Many of these mailings will be scams related to trademark maintenance.  The Trademark Office has published articles warning the public about them.  Some of the mail will just be misleading, however.  I received one of these last week and am using it here to explain why it is misleading.  Here is the letter I received:

Photograph of letter regarding a misleading trademark renewal reminder.

I’m writing this article on August 12, 2025, and I received this letter around August 5th or 6th.  Some of the information in it is correct and some of it is misleading.

What is Correct?

The letter correctly identifies my address as the correspondence address.  It also correctly identifies the registered trademark and its registration number 6,134,761.  It accurately reports the number and identification of classes (1, 45), the type of mark (service mark), the register (Principal), the filing date (December 11, 2019), the registration date (August 25, 2020), and the trademark application or serial number (88/723,971).

All of this information is correct and publicly available at the Trademark Office.  You can easily confirm by looking up the registration number or serial number via the Trademark Office’s TSDR system at https://tsdr.uspto.gov.

The letter says that a “trademark registration requires a filing between the 5th and 6th years after registration to remain valid.”  This is about 99% correct.  I would argue that to be 100% correct, it would say “to remain in force” or “to remain enforceable” or really “to remain registered,” but not “valid.”  Validity is more about what happened at the Trademark Office during prosecution of the trademark application than what happens after registration.

What is Misleading?

The letter says “Your trademark is about to expire.”  Well, that depends on your definition of “about.”  This particular trademark registration won’t expire until August 2026, which is about one year after I received the letter.  Some might think that a date a year away is “about” to happen, but I don’t, and I don’t believe most people would either.

The letter says “Renewal date: Aug. 25, 2025”.  There really isn’t such a thing as a “renewal date” when it comes to trademark maintenance.  There are renewal deadlines, but not really renewal deadlines.  So, this sentence isn’t technically wrong, but it could be confusing, leading someone to believe that their renewal deadline is August 25, 2025.

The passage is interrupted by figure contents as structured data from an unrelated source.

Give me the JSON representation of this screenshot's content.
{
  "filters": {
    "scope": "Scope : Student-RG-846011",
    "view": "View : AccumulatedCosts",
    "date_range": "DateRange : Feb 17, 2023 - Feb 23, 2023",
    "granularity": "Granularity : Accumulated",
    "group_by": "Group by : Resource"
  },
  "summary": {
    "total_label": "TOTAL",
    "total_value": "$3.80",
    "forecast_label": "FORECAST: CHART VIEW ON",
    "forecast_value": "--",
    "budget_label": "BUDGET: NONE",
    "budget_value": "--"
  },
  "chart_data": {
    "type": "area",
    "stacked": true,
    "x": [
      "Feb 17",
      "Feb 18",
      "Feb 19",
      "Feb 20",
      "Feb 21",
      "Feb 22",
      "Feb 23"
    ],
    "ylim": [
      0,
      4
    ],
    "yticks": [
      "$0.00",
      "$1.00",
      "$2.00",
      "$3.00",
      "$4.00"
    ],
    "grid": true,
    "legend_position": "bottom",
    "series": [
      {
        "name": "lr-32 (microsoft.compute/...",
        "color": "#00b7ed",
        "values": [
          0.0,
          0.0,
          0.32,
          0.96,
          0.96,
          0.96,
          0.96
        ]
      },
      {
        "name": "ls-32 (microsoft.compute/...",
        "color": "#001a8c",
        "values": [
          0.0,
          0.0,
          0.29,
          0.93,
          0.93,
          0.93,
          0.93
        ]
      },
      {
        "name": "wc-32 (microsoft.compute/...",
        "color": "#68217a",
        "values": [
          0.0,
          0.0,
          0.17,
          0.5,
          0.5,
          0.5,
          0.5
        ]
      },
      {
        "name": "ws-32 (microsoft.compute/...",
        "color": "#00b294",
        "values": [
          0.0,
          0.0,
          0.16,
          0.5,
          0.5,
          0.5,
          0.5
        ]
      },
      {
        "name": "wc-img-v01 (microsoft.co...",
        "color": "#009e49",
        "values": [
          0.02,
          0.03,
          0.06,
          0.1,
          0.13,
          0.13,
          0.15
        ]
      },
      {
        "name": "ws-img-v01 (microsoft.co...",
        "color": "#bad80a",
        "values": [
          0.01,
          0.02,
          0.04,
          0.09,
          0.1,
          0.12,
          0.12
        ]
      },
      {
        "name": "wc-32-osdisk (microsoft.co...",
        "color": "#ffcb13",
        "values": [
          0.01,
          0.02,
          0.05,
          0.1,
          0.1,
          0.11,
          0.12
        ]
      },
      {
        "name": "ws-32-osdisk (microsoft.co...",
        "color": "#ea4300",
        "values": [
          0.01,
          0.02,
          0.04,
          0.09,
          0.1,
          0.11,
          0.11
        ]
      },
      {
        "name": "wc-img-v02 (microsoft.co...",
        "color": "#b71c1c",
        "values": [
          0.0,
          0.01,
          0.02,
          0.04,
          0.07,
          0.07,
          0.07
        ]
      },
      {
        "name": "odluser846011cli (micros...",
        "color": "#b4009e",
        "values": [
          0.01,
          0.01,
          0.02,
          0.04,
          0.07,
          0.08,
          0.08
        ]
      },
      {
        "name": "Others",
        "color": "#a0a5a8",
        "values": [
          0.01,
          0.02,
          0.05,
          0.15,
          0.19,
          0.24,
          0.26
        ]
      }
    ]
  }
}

Trademark registrations have one-year windows in which you can file the maintenance documents.  So August 25, 2025, is actually the first date in which I can renew my trademark registration.  It opens the window.  But I then have a whole year to file the paperwork, until August 25, 2026.  August 25, 2026, then, is really the renewal deadline.  And in fact, for a fee, I can actually extend this window by another 6 months if I need to.

Now, if the recipient of this letter only reads the “Renewal date: August 25, 2025” line, they might be confused.  If they carefully read the the sentence below this (regarding the 5th and 6th years after registration) and calculate the trademark maintenance dates correctly, then they should understand that the deadline actually isn’t until August 25, 2026.  So I will give this letter credit for allowing the reader to potentially figure out the real deadline on their own.

In the “Important Information” section with the smaller print, the letter says the “renewal fee is $1250 for one class and $650 for each additional class.”  I think this is misleading because we attorneys generally try to break down costs more clearly than this.  I usually tell a client the total fee, what portion is my service fee, and what portion is a government fee.  At the time of this writing, for example, the government fees for a Section 8 renewal of a trademark are $325 per class.  So the letter is charging a premium of $925 on the first class and $325 on all additional classes.  This isn’t correct or incorrect, just not very transparent.